Kentucky's Extra-Crispy wingnut governor Matt Bevin sure knows how to pick a fight. A few years back, during his failed bid to primary Mitch "Top Turtle" McConnell, Bevin explained how "chicken boxing" was a benign pastime that even the founding fathers enjoyed, and also a great big states' rights issue. Once in office, he was, predictably, a reliable supporter of stupid ideas, like spending a lot of money to ramp up a "work requirements" bureaucracy to make sure fewer people received Medicaid, thus spending more but claiming he'd "saved" money. He also claimed this year that striking teachers probably caused an invisible wave of child rape and death, because kids weren't in school. No, of course there wasn't any such result, but hey, it's OK, Bevin eventually not-pologized.

Bevin's other specialty is trying to drum up a good culture-war panic, like that time in 2016 when he predicted there'd be bloodshed if Hillary Clinton were elected, because sane governors predict civil war all the time.
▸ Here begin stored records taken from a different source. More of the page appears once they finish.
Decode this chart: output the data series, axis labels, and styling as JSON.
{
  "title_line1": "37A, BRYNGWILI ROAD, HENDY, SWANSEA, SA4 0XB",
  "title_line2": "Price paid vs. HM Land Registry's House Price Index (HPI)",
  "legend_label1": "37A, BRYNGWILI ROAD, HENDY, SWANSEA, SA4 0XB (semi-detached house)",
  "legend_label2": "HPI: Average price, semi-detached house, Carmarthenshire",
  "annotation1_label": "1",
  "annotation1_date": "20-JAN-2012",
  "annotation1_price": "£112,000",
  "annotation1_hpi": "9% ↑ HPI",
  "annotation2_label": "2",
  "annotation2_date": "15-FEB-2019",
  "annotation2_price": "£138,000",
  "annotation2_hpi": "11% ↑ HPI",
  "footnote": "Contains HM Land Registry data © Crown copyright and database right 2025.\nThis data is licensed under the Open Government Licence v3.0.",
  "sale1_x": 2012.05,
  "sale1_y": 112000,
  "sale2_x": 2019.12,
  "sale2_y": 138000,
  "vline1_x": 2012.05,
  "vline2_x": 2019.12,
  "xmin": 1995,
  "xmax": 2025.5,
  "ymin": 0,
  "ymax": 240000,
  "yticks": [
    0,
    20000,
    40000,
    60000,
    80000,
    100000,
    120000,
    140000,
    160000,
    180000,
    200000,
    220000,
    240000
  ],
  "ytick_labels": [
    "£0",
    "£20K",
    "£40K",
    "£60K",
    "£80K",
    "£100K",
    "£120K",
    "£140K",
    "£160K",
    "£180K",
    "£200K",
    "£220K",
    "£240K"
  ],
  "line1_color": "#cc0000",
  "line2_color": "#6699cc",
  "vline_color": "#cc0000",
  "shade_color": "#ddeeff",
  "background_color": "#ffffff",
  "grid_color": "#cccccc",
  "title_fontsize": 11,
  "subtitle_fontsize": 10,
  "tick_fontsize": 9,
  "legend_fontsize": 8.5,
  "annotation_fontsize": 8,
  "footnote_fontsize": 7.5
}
That desire to warn of impending calamity seems to be behind Bevin's latest idiocy, a Twitter rant yesterday in response to national investigative nonprofit ProPublica's decision to partner with the Louisville Courier-Journal for coverage of state government. So it only makes sense Bevin would lose his shit over the fact that one of the many sources of funding for ProPublica is George Soros's Open Society Foundation. How dare those monsters bring their radical leftist "reporting" to the Commonwealth of Kentucky!